Comme dans une courte homélie, il n’est pas possible d’analyser en profondeur toutes ces béatitudes, je ne parlerai que de la première : Bienheureux vous, les pauvres, car le royaume de Dieu est à vous. C’est d’ailleurs la plus importante. Comme très souvent, les paroles de Jésus sont déconcertantes, mais ici, il bat tous les records. Comment peut-on dire que les pauvres, ceux qui ont faim, ceux qui pleurent, ceux qui sont haïs méprisés et rejetés sont bienheureux ? Personne ne souhaiterait ce genre de bonheur à ceux qu’il aime, et le Seigneur non plus. Alors qu’est-ce qu’il veut dire ?
Mettons les choses au point. La pauvreté est un mal. Elle peut même être pour le chrétien un mal mortel en ce sens qu’elle peut le plonger dans l’insécurité et l’angoisse. Or un chrétien devrait toujours se sentir en sécurité enveloppé par l’amour du Père. Ne soyez inquiets de rien dit St Paul mais en toute occasion, par la prière et la supplication accompagnées d’action de grâces faites connaître vos demandes à Dieu (Phil.4,6) Personne ne souhaite à ceux qu’il aime d’être pauvres. Et le Christ non plus. Mais la pauvreté est un mal qui peut avoir des effets secondaires extrêmement positifs. Le pauvre, comme il est dans le besoin, cherche à se procurer ce qui lui manque. Il voit bien qu’il ne peut pas s’en sortir tout seul. Il va donc chercher de l’aide auprès de ceux qui l’entourent. Mais on ne peut pas toujours se fier aux autres. Et puis les choses à quoi on tient le plus : le bonheur, la santé, personne ne peut vous les procurer. Finalement, on est obligé de se tourner vers Dieu. L’avantage quand on est pauvre, c’est que l’expérience vous fait sentir plus facilement que vous avez besoin de Dieu. Le pauvre est ouvert à Dieu.

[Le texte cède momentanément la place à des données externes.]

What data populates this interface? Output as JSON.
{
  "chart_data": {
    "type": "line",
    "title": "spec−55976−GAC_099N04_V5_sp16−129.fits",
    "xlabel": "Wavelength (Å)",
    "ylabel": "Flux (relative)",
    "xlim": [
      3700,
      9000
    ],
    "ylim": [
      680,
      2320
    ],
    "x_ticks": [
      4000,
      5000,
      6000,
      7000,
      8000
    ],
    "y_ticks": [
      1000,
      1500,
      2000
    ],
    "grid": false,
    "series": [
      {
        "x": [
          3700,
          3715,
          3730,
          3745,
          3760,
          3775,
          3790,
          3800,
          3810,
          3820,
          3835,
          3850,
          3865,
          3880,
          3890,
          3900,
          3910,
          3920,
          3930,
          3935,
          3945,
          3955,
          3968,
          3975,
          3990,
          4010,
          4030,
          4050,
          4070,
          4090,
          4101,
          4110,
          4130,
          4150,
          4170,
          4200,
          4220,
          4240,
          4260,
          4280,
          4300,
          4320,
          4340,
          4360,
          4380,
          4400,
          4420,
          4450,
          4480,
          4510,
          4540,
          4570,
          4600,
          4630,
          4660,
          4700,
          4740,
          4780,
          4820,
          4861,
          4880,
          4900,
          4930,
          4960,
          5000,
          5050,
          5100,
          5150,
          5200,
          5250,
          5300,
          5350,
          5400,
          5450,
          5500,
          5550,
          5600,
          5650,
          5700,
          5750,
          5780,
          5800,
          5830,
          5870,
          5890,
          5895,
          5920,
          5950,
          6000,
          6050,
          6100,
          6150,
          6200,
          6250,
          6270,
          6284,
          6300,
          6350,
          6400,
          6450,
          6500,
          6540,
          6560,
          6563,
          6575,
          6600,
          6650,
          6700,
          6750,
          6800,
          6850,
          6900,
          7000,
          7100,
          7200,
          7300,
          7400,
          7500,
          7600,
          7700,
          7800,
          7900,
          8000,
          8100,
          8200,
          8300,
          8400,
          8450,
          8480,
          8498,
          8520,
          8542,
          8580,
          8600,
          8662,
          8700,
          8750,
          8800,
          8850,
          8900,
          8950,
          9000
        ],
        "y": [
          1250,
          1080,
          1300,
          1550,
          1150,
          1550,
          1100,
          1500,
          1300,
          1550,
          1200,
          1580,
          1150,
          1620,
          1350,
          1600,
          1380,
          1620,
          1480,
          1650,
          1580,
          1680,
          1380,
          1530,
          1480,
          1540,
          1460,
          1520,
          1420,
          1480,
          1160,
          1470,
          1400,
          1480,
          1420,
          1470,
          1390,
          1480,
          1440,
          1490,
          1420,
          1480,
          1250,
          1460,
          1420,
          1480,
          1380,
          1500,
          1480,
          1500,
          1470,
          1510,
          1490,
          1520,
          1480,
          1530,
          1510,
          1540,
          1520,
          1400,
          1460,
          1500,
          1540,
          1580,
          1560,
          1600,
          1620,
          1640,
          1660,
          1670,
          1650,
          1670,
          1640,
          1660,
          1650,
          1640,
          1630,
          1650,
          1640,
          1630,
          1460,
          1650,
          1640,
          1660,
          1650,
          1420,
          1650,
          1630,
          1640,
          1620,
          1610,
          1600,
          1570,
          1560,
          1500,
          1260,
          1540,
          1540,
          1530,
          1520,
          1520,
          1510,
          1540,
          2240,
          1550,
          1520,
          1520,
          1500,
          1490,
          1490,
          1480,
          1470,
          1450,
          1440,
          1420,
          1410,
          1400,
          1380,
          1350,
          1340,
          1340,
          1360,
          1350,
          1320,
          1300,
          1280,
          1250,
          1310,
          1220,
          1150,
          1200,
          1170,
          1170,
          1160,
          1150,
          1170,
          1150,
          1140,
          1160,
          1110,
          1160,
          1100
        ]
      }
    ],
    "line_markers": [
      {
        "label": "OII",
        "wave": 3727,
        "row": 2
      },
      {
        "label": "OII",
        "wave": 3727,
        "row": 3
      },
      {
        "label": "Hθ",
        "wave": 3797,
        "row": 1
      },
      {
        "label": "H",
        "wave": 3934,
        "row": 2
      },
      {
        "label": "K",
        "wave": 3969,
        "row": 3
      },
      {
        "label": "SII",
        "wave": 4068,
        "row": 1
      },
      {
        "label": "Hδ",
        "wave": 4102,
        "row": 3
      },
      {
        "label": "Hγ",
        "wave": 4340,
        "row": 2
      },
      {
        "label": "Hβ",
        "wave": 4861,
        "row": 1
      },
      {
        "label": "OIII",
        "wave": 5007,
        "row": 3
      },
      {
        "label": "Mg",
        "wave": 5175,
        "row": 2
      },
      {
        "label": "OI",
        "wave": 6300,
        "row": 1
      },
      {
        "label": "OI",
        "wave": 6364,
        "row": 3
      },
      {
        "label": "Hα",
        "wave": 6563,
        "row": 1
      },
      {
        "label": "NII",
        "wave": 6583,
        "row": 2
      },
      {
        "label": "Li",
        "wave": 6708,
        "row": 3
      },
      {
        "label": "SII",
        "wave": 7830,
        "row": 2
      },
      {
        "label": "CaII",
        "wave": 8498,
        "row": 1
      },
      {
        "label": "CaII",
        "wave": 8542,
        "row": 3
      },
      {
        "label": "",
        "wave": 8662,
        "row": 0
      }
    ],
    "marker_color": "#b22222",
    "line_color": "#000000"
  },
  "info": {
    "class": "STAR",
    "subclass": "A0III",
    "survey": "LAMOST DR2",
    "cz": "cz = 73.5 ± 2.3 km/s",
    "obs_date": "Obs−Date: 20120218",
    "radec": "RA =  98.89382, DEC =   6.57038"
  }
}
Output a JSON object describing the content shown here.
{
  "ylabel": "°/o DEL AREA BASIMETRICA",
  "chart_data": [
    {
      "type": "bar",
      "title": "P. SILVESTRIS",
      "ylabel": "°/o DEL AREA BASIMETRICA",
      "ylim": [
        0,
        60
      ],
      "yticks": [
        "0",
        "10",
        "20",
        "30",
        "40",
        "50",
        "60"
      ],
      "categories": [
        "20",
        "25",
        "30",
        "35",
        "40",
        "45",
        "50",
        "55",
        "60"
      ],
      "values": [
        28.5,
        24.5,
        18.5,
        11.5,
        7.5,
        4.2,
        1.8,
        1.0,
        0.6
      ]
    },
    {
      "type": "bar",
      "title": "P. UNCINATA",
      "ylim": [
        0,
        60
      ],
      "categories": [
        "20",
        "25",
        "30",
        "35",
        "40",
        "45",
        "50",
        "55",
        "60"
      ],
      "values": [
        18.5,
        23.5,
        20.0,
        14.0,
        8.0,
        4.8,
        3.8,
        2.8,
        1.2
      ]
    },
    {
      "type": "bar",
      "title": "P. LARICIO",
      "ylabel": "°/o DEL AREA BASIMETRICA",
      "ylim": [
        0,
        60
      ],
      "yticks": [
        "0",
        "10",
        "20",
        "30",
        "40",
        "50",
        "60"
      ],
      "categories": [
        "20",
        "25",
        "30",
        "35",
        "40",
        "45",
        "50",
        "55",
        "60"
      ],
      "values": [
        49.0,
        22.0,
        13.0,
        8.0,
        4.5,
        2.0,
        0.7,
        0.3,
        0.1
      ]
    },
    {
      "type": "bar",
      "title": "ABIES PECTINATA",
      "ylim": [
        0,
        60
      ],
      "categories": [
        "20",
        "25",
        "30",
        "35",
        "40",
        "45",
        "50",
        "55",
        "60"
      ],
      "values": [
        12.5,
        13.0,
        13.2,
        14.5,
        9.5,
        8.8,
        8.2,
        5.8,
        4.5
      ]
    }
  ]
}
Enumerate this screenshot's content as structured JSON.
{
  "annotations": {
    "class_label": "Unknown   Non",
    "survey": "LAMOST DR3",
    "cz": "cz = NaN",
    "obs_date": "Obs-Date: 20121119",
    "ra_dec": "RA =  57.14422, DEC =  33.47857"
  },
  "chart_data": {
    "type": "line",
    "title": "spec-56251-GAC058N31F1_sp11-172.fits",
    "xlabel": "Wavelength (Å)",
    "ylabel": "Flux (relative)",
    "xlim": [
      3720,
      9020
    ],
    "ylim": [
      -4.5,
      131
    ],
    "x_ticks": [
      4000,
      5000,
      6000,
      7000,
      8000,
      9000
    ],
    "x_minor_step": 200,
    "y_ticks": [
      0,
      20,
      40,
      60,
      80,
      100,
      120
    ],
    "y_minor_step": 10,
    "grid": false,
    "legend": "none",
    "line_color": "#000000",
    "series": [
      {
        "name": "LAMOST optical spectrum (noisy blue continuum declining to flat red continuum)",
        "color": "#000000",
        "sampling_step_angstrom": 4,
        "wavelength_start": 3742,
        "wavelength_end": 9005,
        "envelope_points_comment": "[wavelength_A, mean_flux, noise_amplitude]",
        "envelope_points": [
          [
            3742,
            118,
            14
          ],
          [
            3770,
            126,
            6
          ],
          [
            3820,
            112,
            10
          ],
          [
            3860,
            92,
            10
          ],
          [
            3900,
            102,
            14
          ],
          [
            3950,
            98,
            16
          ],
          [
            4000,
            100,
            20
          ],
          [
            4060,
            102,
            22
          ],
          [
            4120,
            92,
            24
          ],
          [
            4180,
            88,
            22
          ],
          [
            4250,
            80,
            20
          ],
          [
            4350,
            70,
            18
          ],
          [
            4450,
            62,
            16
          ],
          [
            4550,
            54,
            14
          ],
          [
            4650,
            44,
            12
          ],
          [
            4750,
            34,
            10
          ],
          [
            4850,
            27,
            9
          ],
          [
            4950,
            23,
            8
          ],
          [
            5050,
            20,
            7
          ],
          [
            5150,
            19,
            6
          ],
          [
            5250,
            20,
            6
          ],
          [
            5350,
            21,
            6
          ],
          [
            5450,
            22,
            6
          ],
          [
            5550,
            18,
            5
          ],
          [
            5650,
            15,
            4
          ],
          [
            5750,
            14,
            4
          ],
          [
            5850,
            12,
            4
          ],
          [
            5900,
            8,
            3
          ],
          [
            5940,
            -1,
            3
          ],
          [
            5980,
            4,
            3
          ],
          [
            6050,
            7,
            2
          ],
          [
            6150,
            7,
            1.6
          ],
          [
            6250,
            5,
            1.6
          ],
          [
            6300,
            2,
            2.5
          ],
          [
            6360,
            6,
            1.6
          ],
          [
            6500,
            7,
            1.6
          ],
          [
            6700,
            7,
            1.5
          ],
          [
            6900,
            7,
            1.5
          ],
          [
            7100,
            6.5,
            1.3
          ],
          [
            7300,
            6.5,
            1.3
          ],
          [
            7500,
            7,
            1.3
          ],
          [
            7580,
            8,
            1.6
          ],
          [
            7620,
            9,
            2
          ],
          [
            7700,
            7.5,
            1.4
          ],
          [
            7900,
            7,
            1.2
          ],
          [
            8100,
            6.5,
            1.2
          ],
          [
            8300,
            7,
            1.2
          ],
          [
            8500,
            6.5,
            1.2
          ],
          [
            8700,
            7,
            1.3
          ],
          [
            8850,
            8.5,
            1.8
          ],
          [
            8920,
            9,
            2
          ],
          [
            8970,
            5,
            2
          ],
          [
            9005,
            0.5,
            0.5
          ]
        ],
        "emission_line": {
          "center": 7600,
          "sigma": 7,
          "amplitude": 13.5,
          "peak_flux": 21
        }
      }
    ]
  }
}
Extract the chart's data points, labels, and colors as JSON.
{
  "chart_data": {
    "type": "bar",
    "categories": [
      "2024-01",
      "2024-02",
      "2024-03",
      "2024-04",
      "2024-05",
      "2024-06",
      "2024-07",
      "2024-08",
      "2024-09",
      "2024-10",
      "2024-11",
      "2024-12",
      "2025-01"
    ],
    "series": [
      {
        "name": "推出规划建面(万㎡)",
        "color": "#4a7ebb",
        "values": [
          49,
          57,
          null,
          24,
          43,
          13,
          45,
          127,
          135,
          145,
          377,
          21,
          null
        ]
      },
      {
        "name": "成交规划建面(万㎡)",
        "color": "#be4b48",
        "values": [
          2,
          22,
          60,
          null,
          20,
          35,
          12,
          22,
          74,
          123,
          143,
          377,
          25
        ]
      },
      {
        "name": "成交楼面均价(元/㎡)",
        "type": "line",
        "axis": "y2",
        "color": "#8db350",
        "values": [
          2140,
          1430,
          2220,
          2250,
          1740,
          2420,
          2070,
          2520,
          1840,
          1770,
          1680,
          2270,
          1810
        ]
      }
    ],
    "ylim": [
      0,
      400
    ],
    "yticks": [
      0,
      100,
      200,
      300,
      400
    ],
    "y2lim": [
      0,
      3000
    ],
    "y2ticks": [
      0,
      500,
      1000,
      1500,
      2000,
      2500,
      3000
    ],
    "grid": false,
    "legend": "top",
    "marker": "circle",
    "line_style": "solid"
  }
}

La richesse, elle, est un bien. D’ailleursla Bible nous dit que Dieu comble de biens ceux qu’il aime. Abraham était très riche (Gen.13,2) Isaac et Jacob, extrêmement riches. (Gen.26,12). Sans compter que la richesse est le fruit et la récompense du travail et de l’effort. Mais la richesse est un bien dangereux qui peut avoir des effets secondaires non seulement négatifs mais mortels. Quand vous êtes riche, votre argent, votre instruction, votre culture, qui sont aussi des richesses, vous permettent de vous procurer tout ce que vous désirez. Très facilement vous en venez à penser que vous n’avez besoin de rien ni de personne et pas même de Dieu. Vous vous sentez parfaitement maîtres de votre destinée, au point que renfermés sur vous-mêmes, il n’y a plus de place pour Dieu dans votre vie. Déjà l’auteur du Deutéronome nous mettait en garde : Quand tu auras vu abonder ton argent et ton or, s’accroître tous tes biens, n’oublie pas alors Yahvé ton Dieu. Garde-toi de dire en ton cœur : c’est ma force, la vigueur de ma main qui m’ont procuré ce pouvoir. Souviens-toi de Yahvé ton Dieu, c’est lui qui t’a donné cette force, qui t’a procuré ce pouvoir. (Deut.8,12…) Les riches, disait le prophète Osée, leur cœur s’est enflé, c’est pourquoi ils ont oublié Dieu (13,6) et le Christ est catégorique : Il est plus facile à un chameau de passer par le trou d’une aiguille qu’à un riche d’entrer dans le Royaume de Dieu. (Mt.19,24).Alors que le pauvre est ouvert à Dieu, le riche, lui, est fermé à Dieu.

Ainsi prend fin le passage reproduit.